A PREDATOR FINALLY BROUGHT TO BOOK
Consent: A Memoir Vanessa Springora HarperVia £12.99 ★★★★☆
Does literature really excuse everything?’ asks Vanessa Springora in her memoir, a searing indictment of an overly permissive era that has triggered a national reckoning in France. Consent chronicles Springora’s teenage affair with Gabriel Matzneff (right), an author whose brazen exaltation of sexual relationships with adolescents earned him fame as a provocateur.
In the 1970s, some liberals petitioned for the decriminalisation of adult-juvenile sexual activity. Matzneff exploited this cultural context, and the veneration of art over morality, by enshrining his predilections in literature; Springora argues that he wrote to secure impunity. His books – featuring letters proving the consent of his ‘muses’ – are ripostes to paedophilia accusations but fail to recognise that the vulnerability of these minors negates their consent.
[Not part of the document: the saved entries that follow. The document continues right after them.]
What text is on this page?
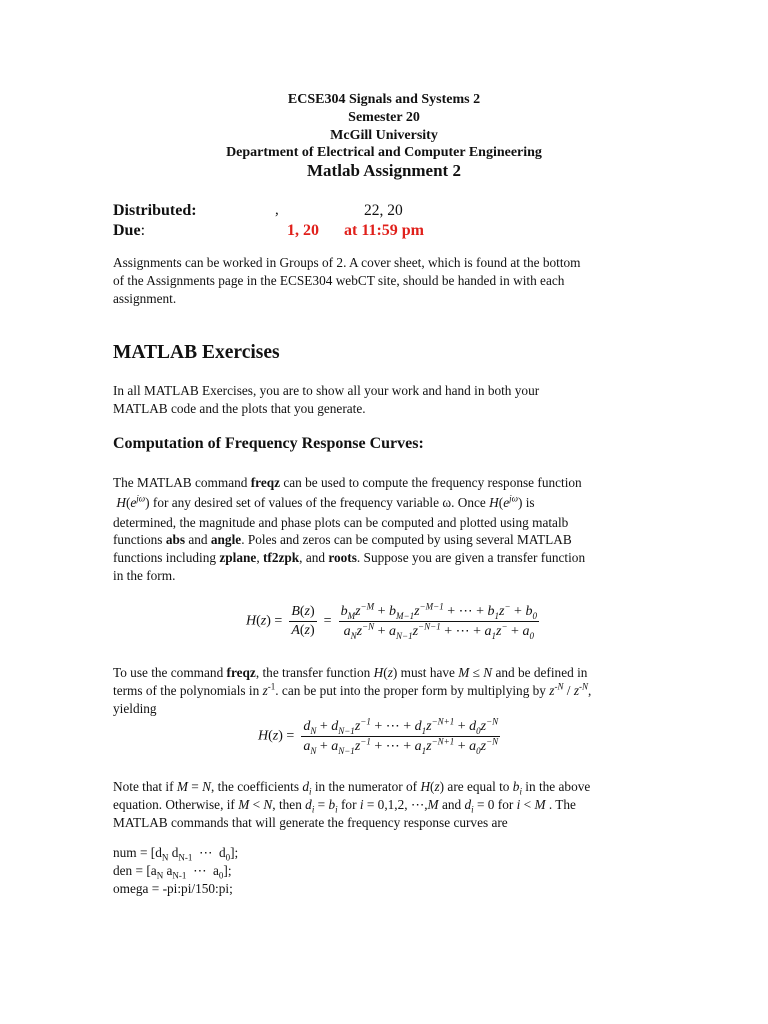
ECSE304 Signals and Systems 2
Semester 20
McGill University
Department of Electrical and Computer Engineering
Matlab Assignment 2
Distributed:	,	22, 20
Due:	1, 20 at 11:59 pm
Assignments can be worked in Groups of 2. A cover sheet, which is found at the bottom
of the Assignments page in the ECSE304 webCT site, should be handed in with each
assignment.
MATLAB Exercises
In all MATLAB Exercises, you are to show all your work and hand in both your
MATLAB code and the plots that you generate.
Computation of Frequency Response Curves:
The MATLAB command freqz can be used to compute the frequency response function
$H(e^{j\omega})$ for any desired set of values of the frequency variable ω. Once $H(e^{j\omega})$ is
determined, the magnitude and phase plots can be computed and plotted using matalb
functions abs and angle. Poles and zeros can be computed by using several MATLAB
functions including zplane, tf2zpk, and roots. Suppose you are given a transfer function
in the form.
$H(z) = \frac{B(z)}{A(z)} = \frac{b_Mz^{-M} + b_{M-1}z^{-M-1} + \cdots + b_1z^- + b_0}{a_Nz^{-N} + a_{N-1}z^{-N-1} + \cdots + a_1z^- + a_0}$
To use the command freqz, the transfer function H(z) must have M ≤ N and be defined in
terms of the polynomials in $z^{-1}$. can be put into the proper form by multiplying by $z^{-N} / z^{-N}$,
yielding
$H(z) = \frac{d_N + d_{N-1}z^{-1} + \cdots + d_1z^{-N+1} + d_0z^{-N}}{a_N + a_{N-1}z^{-1} + \cdots + a_1z^{-N+1} + a_0z^{-N}}$
Note that if M = N, the coefficients $d_i$ in the numerator of H(z) are equal to $b_i$ in the above
equation. Otherwise, if M < N, then $d_i = b_i$ for i = 0,1,2, ⋯,M and $d_i = 0$ for i < M . The
MATLAB commands that will generate the frequency response curves are
num = [$d_N$ $d_{N-1}$  ⋯  $d_0$];
den = [$a_N$ $a_{N-1}$  ⋯  $a_0$];
omega = -pi:pi/150:pi;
Starved of paternal love, the 13-year-old Springora was intoxicated by Matzneff’s attention when they met at dinner with her mother. ‘G.’, aged 50, bombarded ‘V.’ with letters and invited her to his flat, where they became lovers when she was 14. Her mother – who sometimes invited G. to dine à trois – and the police, although alerted, failed to intervene. Suffering acute anxiety, V. broke with an increasingly manipulative
G., aged 15, yet he haunted her, publishing distorted retellings of their relationship. The rape was twofold, a theft of adolescence and identity. It took years of psychoanalysis to accept that she had been a victim, to rebuild trust. Books were tainted yet inescapable, and Springora is now director of the Paris publisher Julliard. In dialogue with literary history, she reclaims her story – threaded with allusions from Nabokov to Proust – challenging the elite on the very turf that shielded Matzneff. Shattering a prolonged, collective silence, Springora’s fierce and controlled account of systemic negligence has launched a rape investigation. Matzneff’s diaries have been withdrawn from bookshops. Finally, the predator is muzzled, caught ‘in his own trap’.